En esto, el gobierno se vio fuertemente ayudado por un estado de ánimo implacablemente empalagoso que se estableció entre las clases parlanchinas en particular. Se repitió un mantra: “Tenemos que quedarnos en casa para salvar vidas”. Todas las mañanas, las primeras planas de los periódicos estaban dominadas por fotografías de los que habían muerto; todas las noches se presentaban noticias de televisión sobre casos particularmente angustiosos en salas de hospital aparentemente desbordadas.
Fuimos confrontados en todo momento con el sufrimiento de los afligidos, y se nos pidió que pusiéramos nuestro granito de arena para disminuir ese sufrimiento. La compasión (literalmente, el sentimiento de “sufrir con” otro) se despertó en la población junto con el mensaje de bondad amorosa de los políticos, y los dos comenzaron inexorablemente a reforzarse mutuamente. “Cuidémonos todos”, como dijo Nicola Sturgeon, Primera Ministra de Escocia, al comienzo del confinamiento en Escocia, asegurando a su audiencia que “con compasión y amabilidad… podemos superar esto y lo haremos”.
La compasión, por supuesto, es una virtud. Pero como todas las virtudes, cuando se lleva en exceso se convierte en un vicio. Dadas las alas a través de la política, la compasión puede volar a lugares oscuros. Al igual que con muchos aspectos de la política moderna, es instructivo a este respecto mirar hacia atrás a la Revolución Francesa y, en particular, a la figura de Robespierre.
Robespierre es conocido principalmente ahora como un autoritario caprichoso, artífice del Terror, cuya Ley de 22 Prairial, que solo requiere "pruebas morales" para dictar una sentencia de muerte, envió a hombres y mujeres comunes a la guillotina por delitos como aserrar un árbol, esperando la llegada de ejércitos extranjeros, produciendo vino agrio o escribiendo.

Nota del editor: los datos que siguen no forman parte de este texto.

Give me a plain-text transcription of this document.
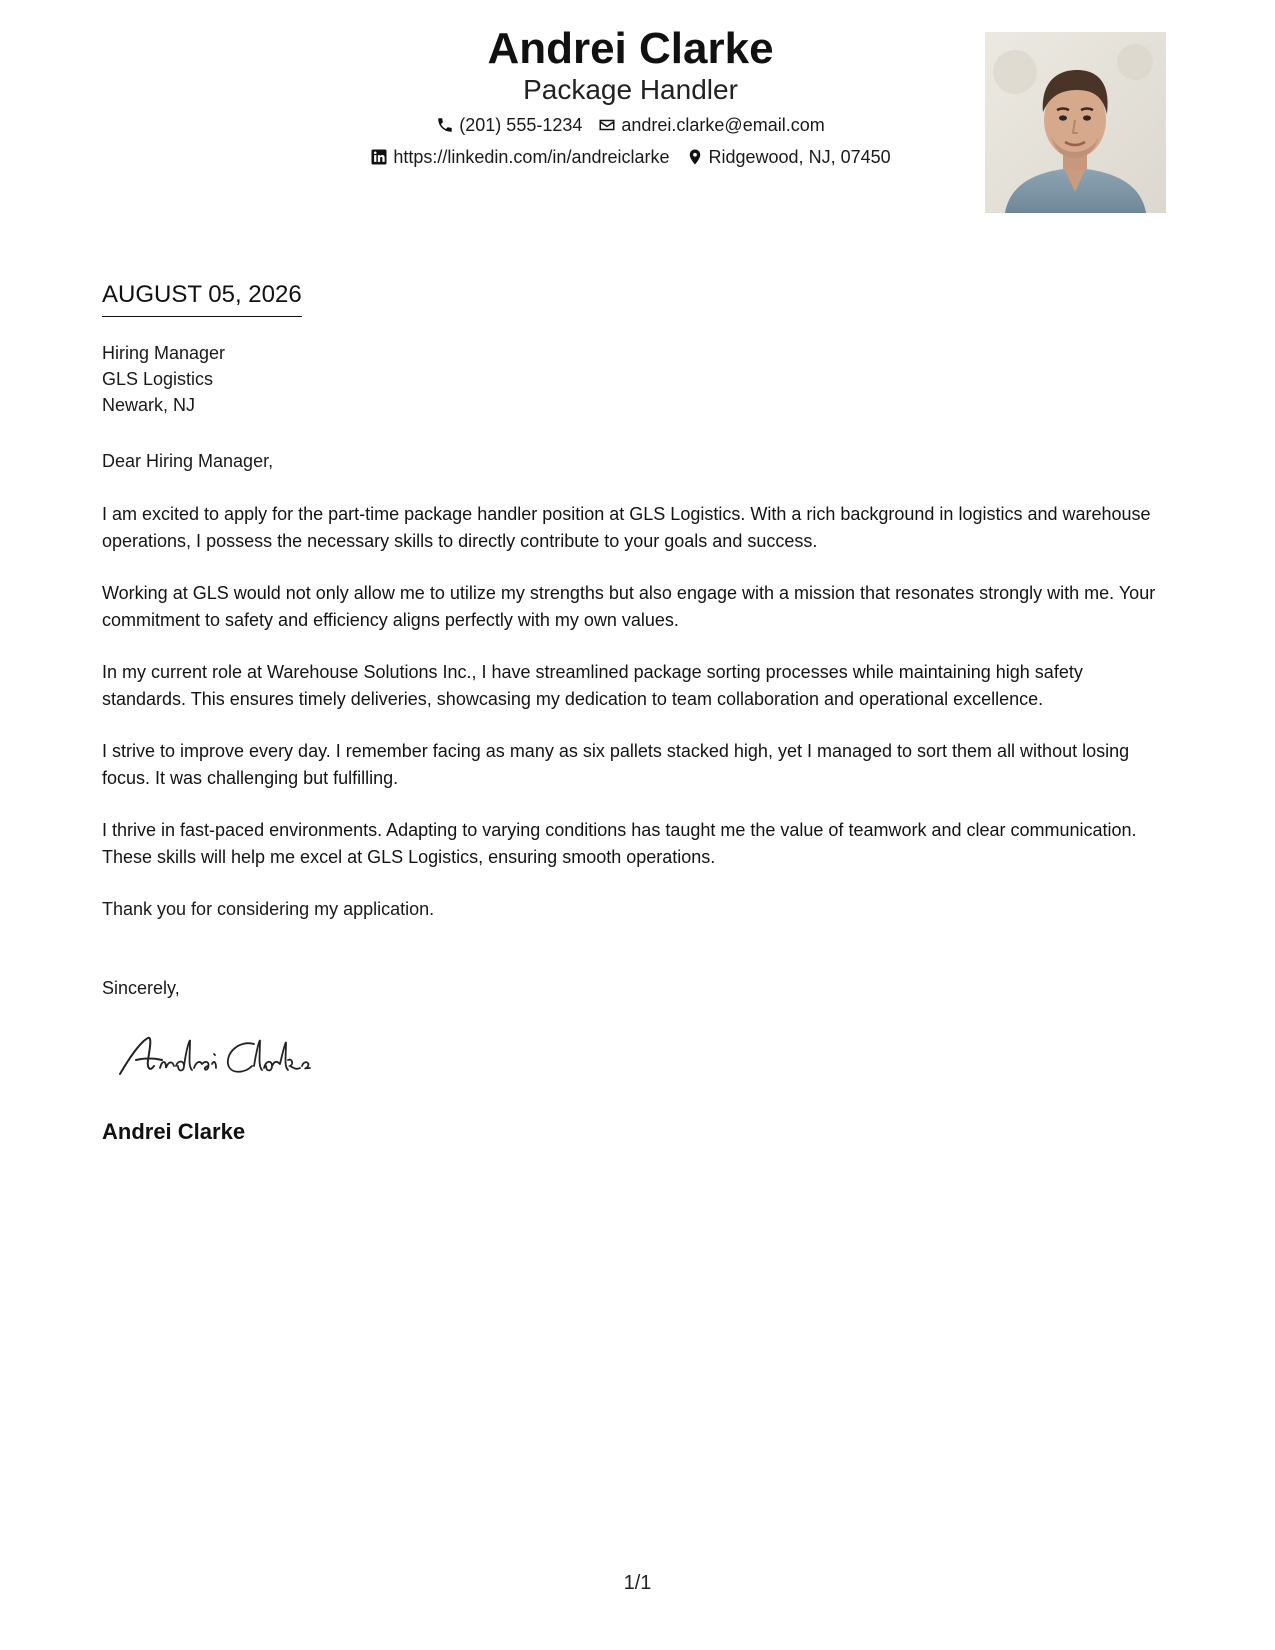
Andrei Clarke
Package Handler
(201) 555-1234 andrei.clarke@email.com
https://linkedin.com/in/andreiclarke Ridgewood, NJ, 07450
AUGUST 05, 2026
Hiring Manager
GLS Logistics
Newark, NJ
Dear Hiring Manager,

I am excited to apply for the part-time package handler position at GLS Logistics. With a rich background in logistics and warehouse operations, I possess the necessary skills to directly contribute to your goals and success.

Working at GLS would not only allow me to utilize my strengths but also engage with a mission that resonates strongly with me. Your commitment to safety and efficiency aligns perfectly with my own values.

In my current role at Warehouse Solutions Inc., I have streamlined package sorting processes while maintaining high safety standards. This ensures timely deliveries, showcasing my dedication to team collaboration and operational excellence.

I strive to improve every day. I remember facing as many as six pallets stacked high, yet I managed to sort them all without losing focus. It was challenging but fulfilling.

I thrive in fast-paced environments. Adapting to varying conditions has taught me the value of teamwork and clear communication. These skills will help me excel at GLS Logistics, ensuring smooth operations.

Thank you for considering my application.
Sincerely,
Andrei Clarke
1/1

Las víctimas de la Ley a menudo eran condenadas en lotes de hasta sesenta durante el transcurso de una mañana y ejecutadas más tarde el mismo día; muchos de ellos eran de las mismas familias, condenados por la mera asociación con un presunto delincuente. Algo así como 2,200 fueron guillotinados solo en París en el transcurso de cinco meses.

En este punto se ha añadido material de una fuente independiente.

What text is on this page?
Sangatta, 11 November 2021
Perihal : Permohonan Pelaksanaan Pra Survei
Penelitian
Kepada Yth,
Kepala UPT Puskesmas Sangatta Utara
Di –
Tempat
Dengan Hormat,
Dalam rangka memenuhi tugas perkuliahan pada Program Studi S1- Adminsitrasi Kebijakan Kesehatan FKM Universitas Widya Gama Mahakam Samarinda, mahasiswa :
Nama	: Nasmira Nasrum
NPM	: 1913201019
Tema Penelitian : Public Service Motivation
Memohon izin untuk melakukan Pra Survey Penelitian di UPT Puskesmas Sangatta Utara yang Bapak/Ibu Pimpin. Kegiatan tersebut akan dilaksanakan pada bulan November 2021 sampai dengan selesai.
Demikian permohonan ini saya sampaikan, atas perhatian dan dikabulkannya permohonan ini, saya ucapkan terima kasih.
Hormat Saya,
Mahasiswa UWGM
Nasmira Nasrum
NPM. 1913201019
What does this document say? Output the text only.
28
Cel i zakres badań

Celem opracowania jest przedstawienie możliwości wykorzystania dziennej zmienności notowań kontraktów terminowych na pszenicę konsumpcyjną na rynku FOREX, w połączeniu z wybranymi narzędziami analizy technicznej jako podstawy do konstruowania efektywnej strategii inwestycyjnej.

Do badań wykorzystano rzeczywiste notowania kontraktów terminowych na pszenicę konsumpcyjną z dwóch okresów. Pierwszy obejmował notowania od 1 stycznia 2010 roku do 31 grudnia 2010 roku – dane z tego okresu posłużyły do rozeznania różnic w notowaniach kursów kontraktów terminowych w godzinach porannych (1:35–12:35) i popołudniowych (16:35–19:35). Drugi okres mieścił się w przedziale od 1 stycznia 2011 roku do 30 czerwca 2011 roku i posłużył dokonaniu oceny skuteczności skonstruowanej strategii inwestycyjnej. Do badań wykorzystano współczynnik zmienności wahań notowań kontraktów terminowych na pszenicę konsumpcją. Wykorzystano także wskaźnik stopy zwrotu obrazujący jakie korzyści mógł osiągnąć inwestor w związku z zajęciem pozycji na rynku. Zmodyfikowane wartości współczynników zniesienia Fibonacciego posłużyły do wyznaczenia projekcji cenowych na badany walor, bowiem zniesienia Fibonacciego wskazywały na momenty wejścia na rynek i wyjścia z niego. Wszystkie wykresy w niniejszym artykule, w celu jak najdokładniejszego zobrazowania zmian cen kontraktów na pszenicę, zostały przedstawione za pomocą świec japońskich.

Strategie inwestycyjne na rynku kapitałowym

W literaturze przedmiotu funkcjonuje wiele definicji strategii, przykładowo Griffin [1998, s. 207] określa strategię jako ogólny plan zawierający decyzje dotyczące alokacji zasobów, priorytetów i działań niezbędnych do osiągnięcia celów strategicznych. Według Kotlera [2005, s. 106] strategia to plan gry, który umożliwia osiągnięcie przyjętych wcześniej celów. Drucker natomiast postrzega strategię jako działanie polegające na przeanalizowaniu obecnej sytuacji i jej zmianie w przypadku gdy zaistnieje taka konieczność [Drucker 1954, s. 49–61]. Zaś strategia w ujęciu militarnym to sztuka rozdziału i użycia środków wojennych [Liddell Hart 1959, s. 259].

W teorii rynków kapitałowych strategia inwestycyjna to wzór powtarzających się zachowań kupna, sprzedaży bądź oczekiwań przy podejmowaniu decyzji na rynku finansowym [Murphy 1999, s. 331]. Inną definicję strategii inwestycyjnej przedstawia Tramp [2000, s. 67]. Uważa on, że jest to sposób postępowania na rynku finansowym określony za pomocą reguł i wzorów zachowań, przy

Todo esto se hizo para asegurar la revolución con la que Robespierre se identificó personalmente: un sueño de fundar una república de pura virtud, "Feliz, poderosa y valiente", en la que no solo estaba prohibida la disidencia sino incluso la mera renuencia. Interponerse en el camino de esa visión, incluso por el simple hecho de "esperar" algo diferente, era, por definición, obstaculizar la marcha de la virtud misma, el logro del bien general, y cualquiera que lo hiciera, por lo tanto, debe ser condenado.
Robespierre fue la encarnación absoluta del sentimiento de que si uno desea hacer una tortilla, debe romper huevos.

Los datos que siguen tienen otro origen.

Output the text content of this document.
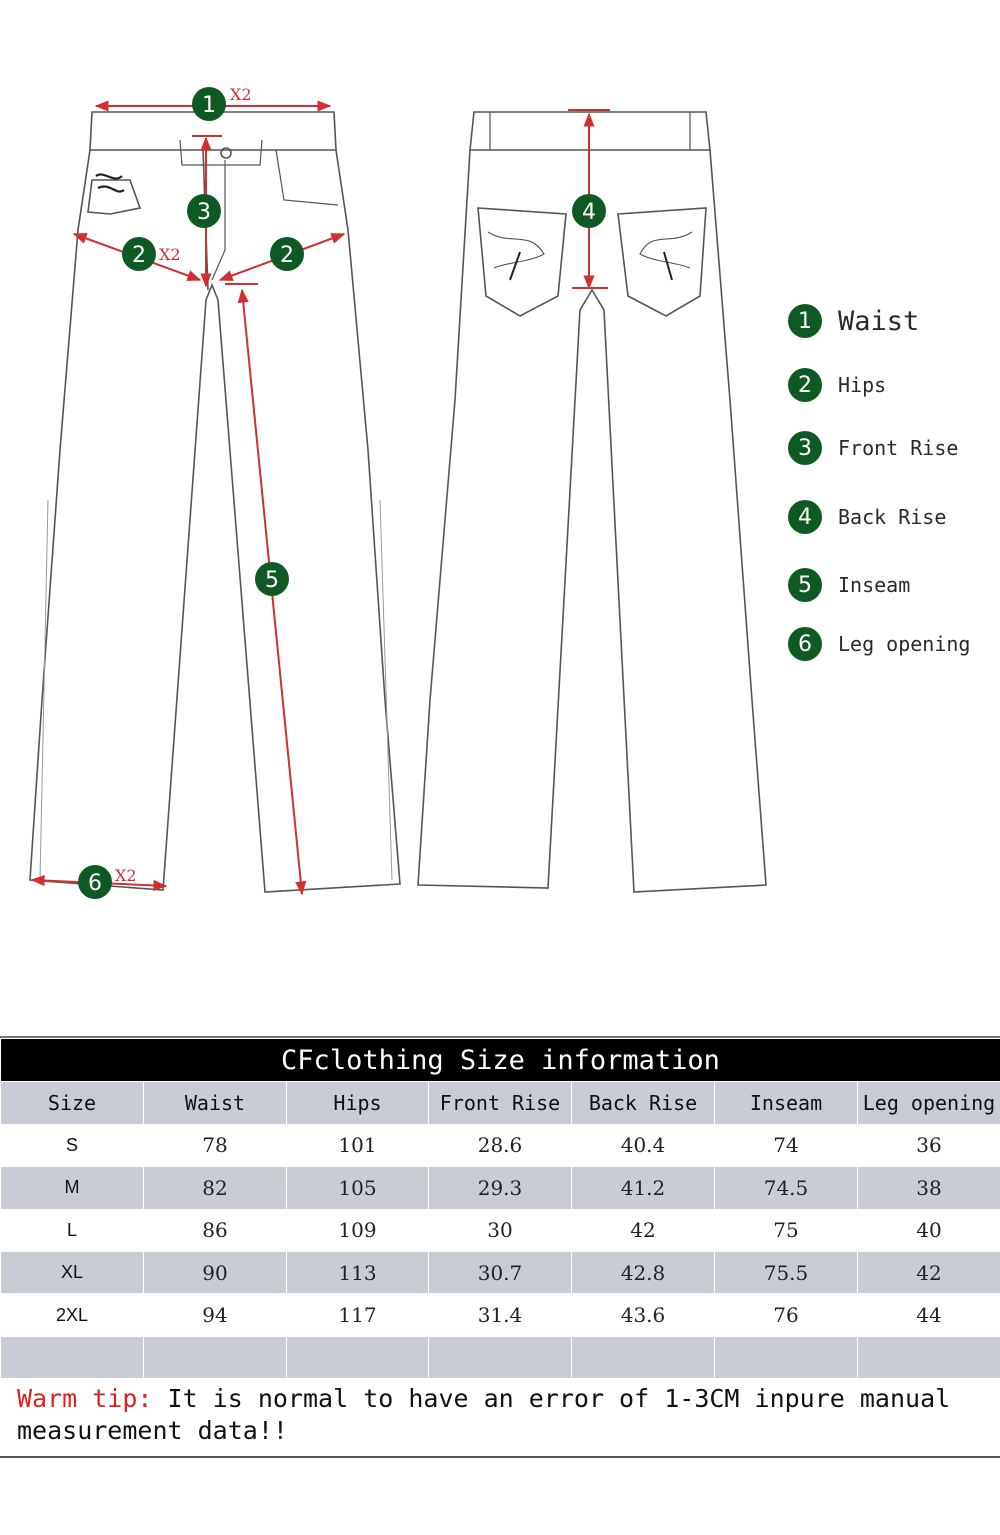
1 X2
2 X2	2
3	4
5
6 X2
1 Waist
2	Hips
3	Front Rise
4	Back Rise
5	Inseam
6	Leg opening
CFclothing Size information						
Size	Waist	Hips	Front Rise	Back Rise	Inseam	Leg opening
S	78	101	28.6	40.4	74	36
M	82	105	29.3	41.2	74.5	38
L	86	109	30	42	75	40
XL	90	113	30.7	42.8	75.5	42
2XL	94	117	31.4	43.6	76	44

Warm tip: It is normal to have an error of 1-3CM inpure manual measurement data!!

Sin embargo, sería un error descartar a Robespierre como un psicópata o un sádico. Lejos de eso: fue un hombre de profundo compromiso con los principios y profunda empatía. Había pasado su carrera como abogado en Arras defendiendo a los débiles y empobrecidos de la opresión del sistema de justicia del Antiguo Régimen, a menudo sin cobrar honorarios.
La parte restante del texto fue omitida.